Spamalot at PPAC

After years of mild nostalgic interest, I finally saw Spamalot at the Providence Performing Arts Center on Friday night. And while I’ve felt silly ever since, it wasn’t because the production, although undeniably silly, was able to replicate that feeling in me.
Rather, I was chastened to discover Saturday morning, when I went to write a review from my home computer, that I couldn’t for the life of me remember my username and password to get onto this site. That’s what you get for letting Firefox remember all your e-periphera for you! (And for prolonged college high jinks that destroyed too many memory cells.)
So, here I am, back in the office and attempting to write a review for you, dear reader, on the morning after the touring production of this Monty Python adaptation has actually left town. Duh! The only reason I don’t feel totally guilty is that, to be honest, I found the show a bit of a  bore. So no need to feel cheated, all you review followers who hang on my every word and rush out to buy tickets at my recommendation! Or put another way, I’m sorry, mom, but no biggie. Don’t think you’d have liked it anyway.

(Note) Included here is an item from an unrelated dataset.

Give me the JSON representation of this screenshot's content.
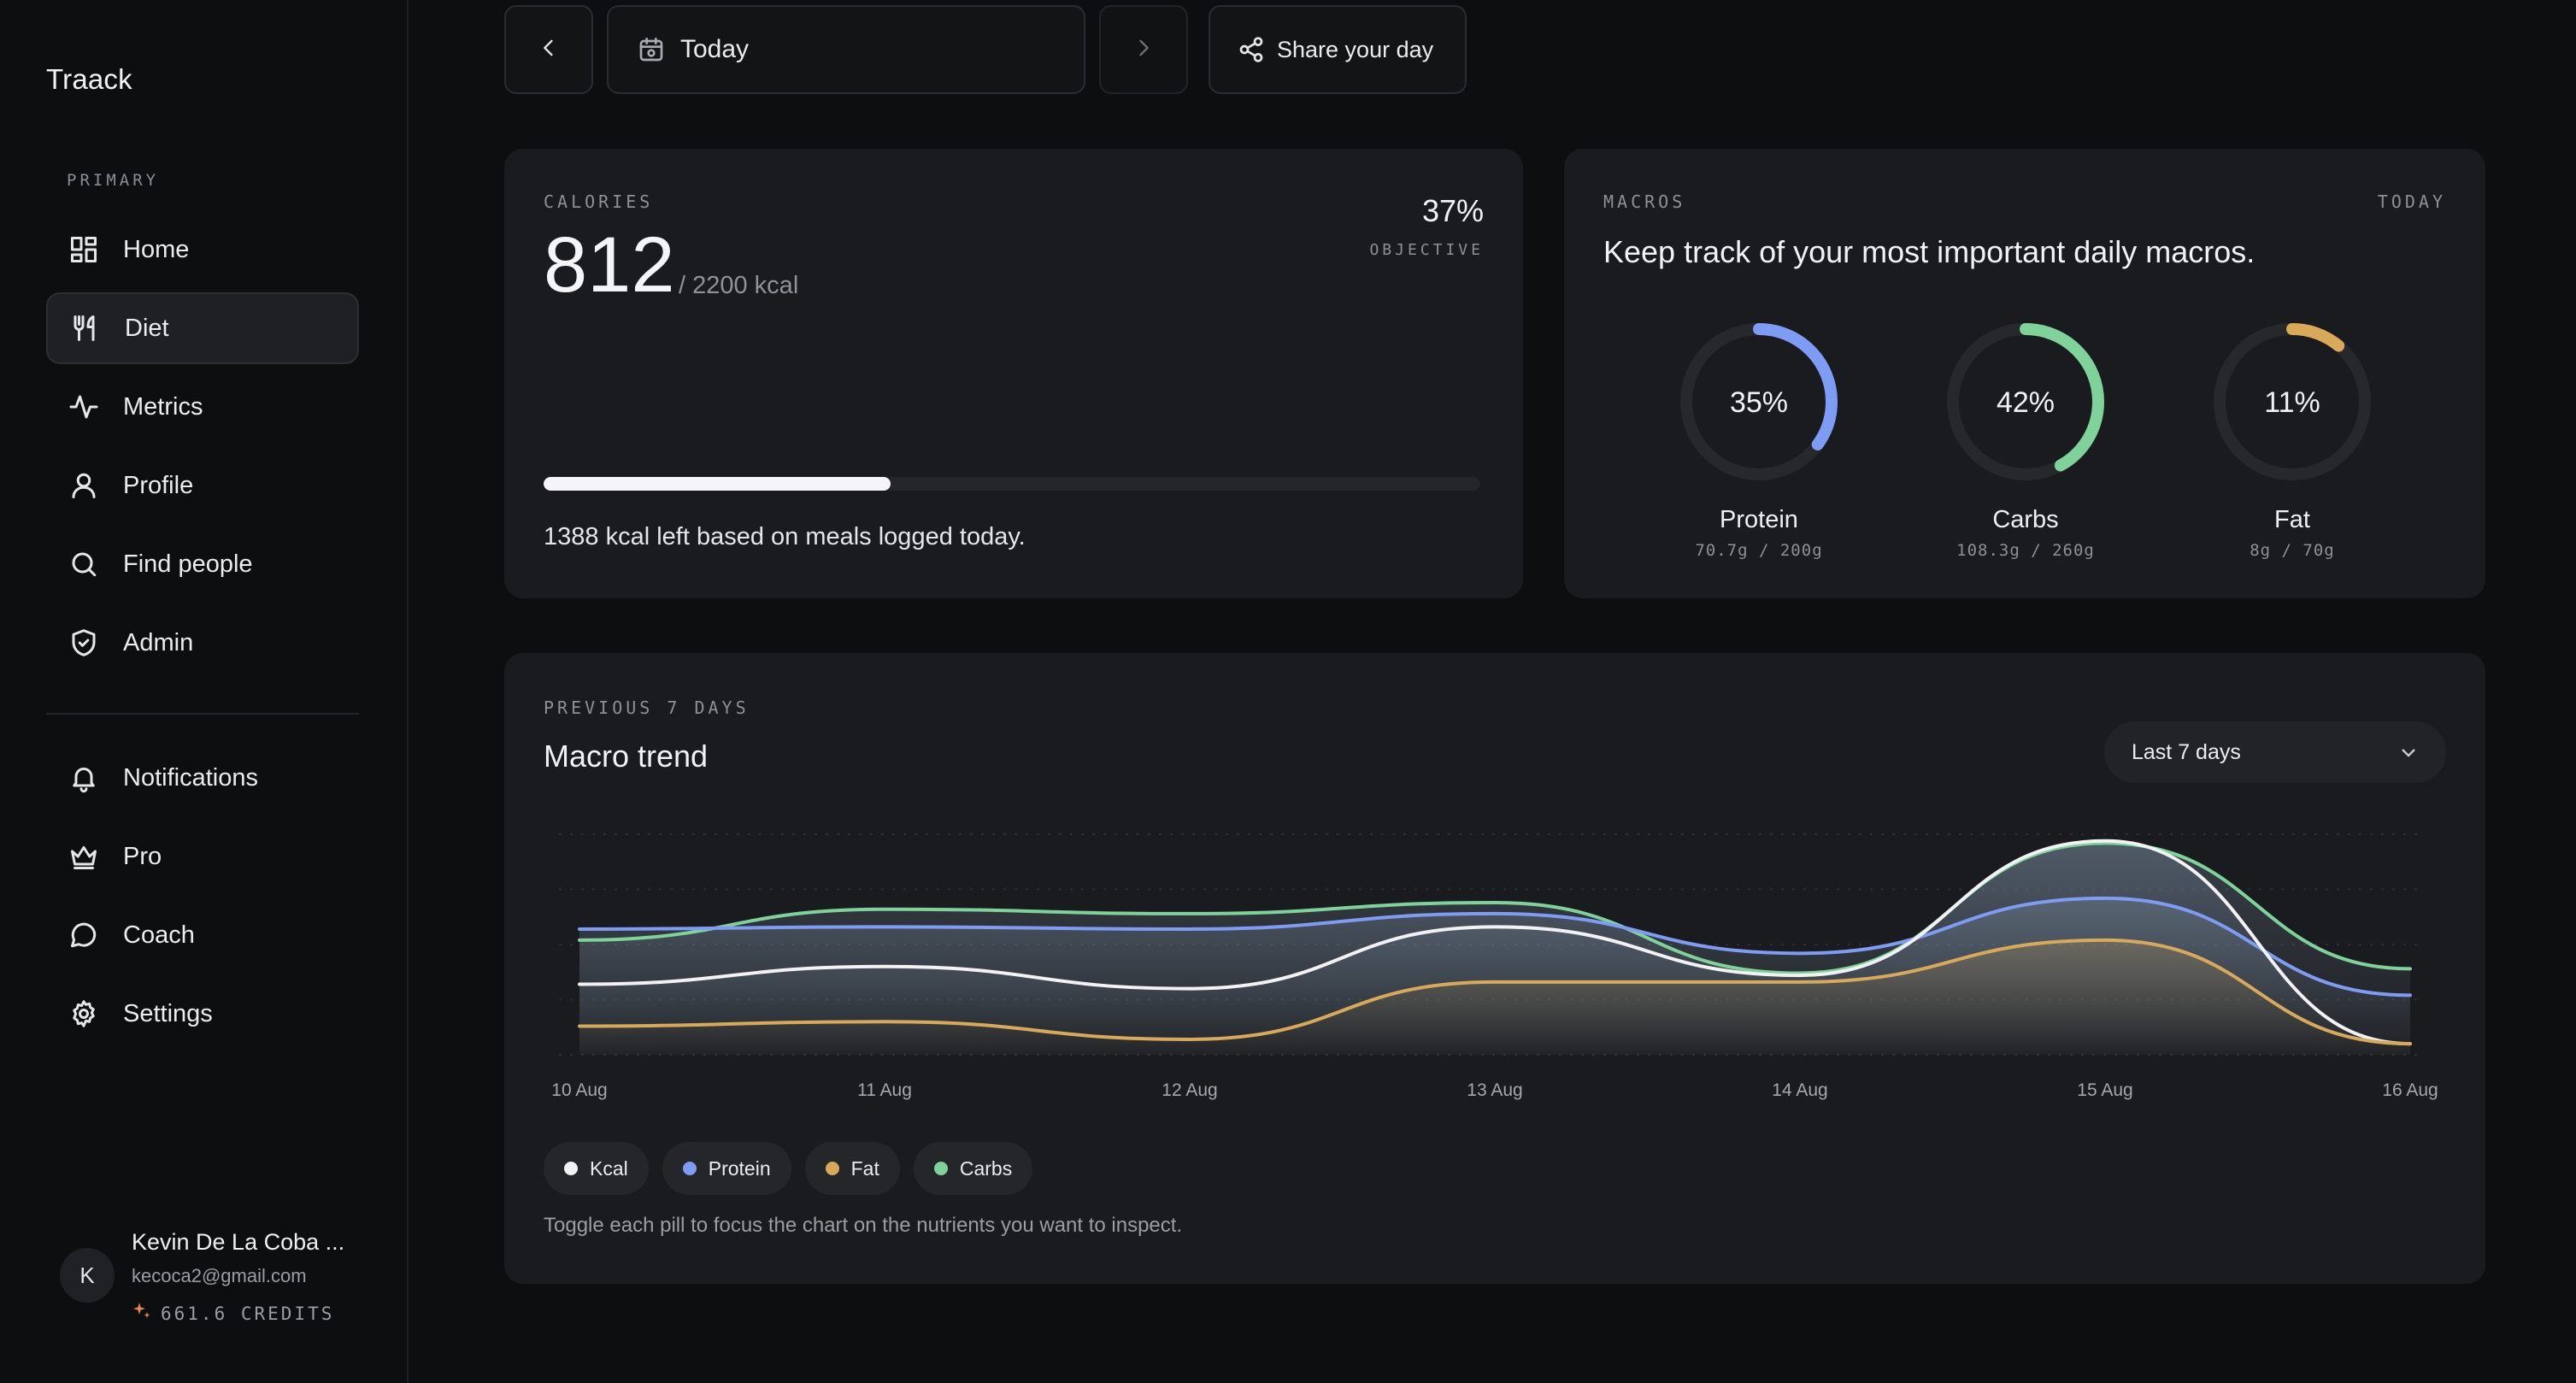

The show started with a flourish – it was fun to see the campy medieval costumes, loud almost-English accents and irreverent humor up there, larger than life on the PPAC stage. And the audience was giggling away. But two hours later, after each funny-but-familiar joke from Holy Grail, and some even-campier new ones, had been milked into a twenty-five minute skit, things around us had got considerably quieter.
It was, for me, an example of Broadway recycling at its worst. I have fun memories of the movie, especially from the aforementioned college days, when my sense of humor might have been enhanced by said memory-destroying substances. But Holy Grail had a running time of 87 minutes, and while watching it you’d be free to get up, use the loo, prod your crimson-eyed roommates in the side while saying "Ni!" and go find munchies in the kitchen.

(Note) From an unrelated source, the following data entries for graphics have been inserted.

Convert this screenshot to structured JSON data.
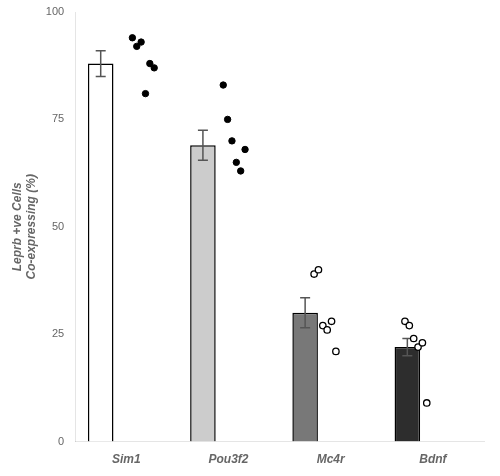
{
  "chart_data": {
    "type": "bar",
    "categories": [
      "Sim1",
      "Pou3f2",
      "Mc4r",
      "Bdnf"
    ],
    "ylabel": "Leprb +ve Cells\nCo-expressing (%)",
    "ylim": [
      0,
      100
    ],
    "yticks": [
      0,
      25,
      50,
      75,
      100
    ],
    "grid": false,
    "series": [
      {
        "type": "bar",
        "values": [
          88,
          69,
          30,
          22
        ],
        "errors": [
          3.0,
          3.5,
          3.5,
          2.0
        ],
        "colors": [
          "#ffffff",
          "#cccccc",
          "#787878",
          "#2d2d2d"
        ]
      },
      {
        "type": "scatter",
        "marker": "circle",
        "color": "#000000",
        "values": [
          [
            94,
            92,
            93,
            81,
            88,
            87
          ],
          [
            83,
            75,
            70,
            65,
            63,
            68
          ],
          null,
          null
        ]
      },
      {
        "type": "scatter",
        "marker": "open",
        "color": "#000000",
        "values": [
          null,
          null,
          [
            39,
            40,
            27,
            26,
            28,
            21
          ],
          [
            28,
            27,
            24,
            22,
            23,
            9
          ]
        ]
      }
    ]
  }
}
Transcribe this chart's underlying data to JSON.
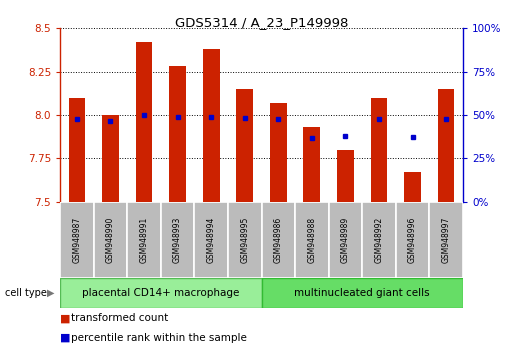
{
  "title": "GDS5314 / A_23_P149998",
  "samples": [
    "GSM948987",
    "GSM948990",
    "GSM948991",
    "GSM948993",
    "GSM948994",
    "GSM948995",
    "GSM948986",
    "GSM948988",
    "GSM948989",
    "GSM948992",
    "GSM948996",
    "GSM948997"
  ],
  "red_values": [
    8.1,
    8.0,
    8.42,
    8.28,
    8.38,
    8.15,
    8.07,
    7.93,
    7.8,
    8.1,
    7.67,
    8.15
  ],
  "blue_values": [
    47.5,
    46.5,
    50.0,
    49.0,
    49.0,
    48.5,
    48.0,
    37.0,
    38.0,
    47.5,
    37.5,
    47.5
  ],
  "ymin": 7.5,
  "ymax": 8.5,
  "y2min": 0,
  "y2max": 100,
  "group1_label": "placental CD14+ macrophage",
  "group2_label": "multinucleated giant cells",
  "group1_count": 6,
  "group2_count": 6,
  "cell_type_label": "cell type",
  "legend_red": "transformed count",
  "legend_blue": "percentile rank within the sample",
  "bar_color": "#cc2200",
  "dot_color": "#0000cc",
  "group1_bg": "#99ee99",
  "group2_bg": "#66dd66",
  "tick_label_bg": "#bbbbbb",
  "yticks_left": [
    7.5,
    7.75,
    8.0,
    8.25,
    8.5
  ],
  "yticks_right": [
    0,
    25,
    50,
    75,
    100
  ],
  "bar_width": 0.5
}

Despite the involvement of Eric Idle and Mike Nichols in this 2005 stage adaptation (which mystifyingly won a Tony for Best Musical that year), it has, like its brethren Lion King and others, lost much in its stretched-out Broadway translation. Lion King was filled with eye-popping visual inventiveness that cushioned the blow of its almost-three-hour run time. Spamalot’s shorter (with intermission, just under two and a half hours), but still too long, trapping you in theater seats where you feel self-conscious singing along to "Always Look On The Bright Side of Life" – the highlight of the interminable second half. And the eye-wink references to musical theater that form the bulk of the new jokes are ok, but don’t remain faithful to the more subversive spirit of the original. 
Despite some fine singing and dancing (the Lady of The Lake really brought it), and a sweet wedding proposal by an audience member that the cast worked into the final scene, by the end we mostly just felt sleepy. I never again want to hear a reference to the Knights Who Say Ni, which is too bad.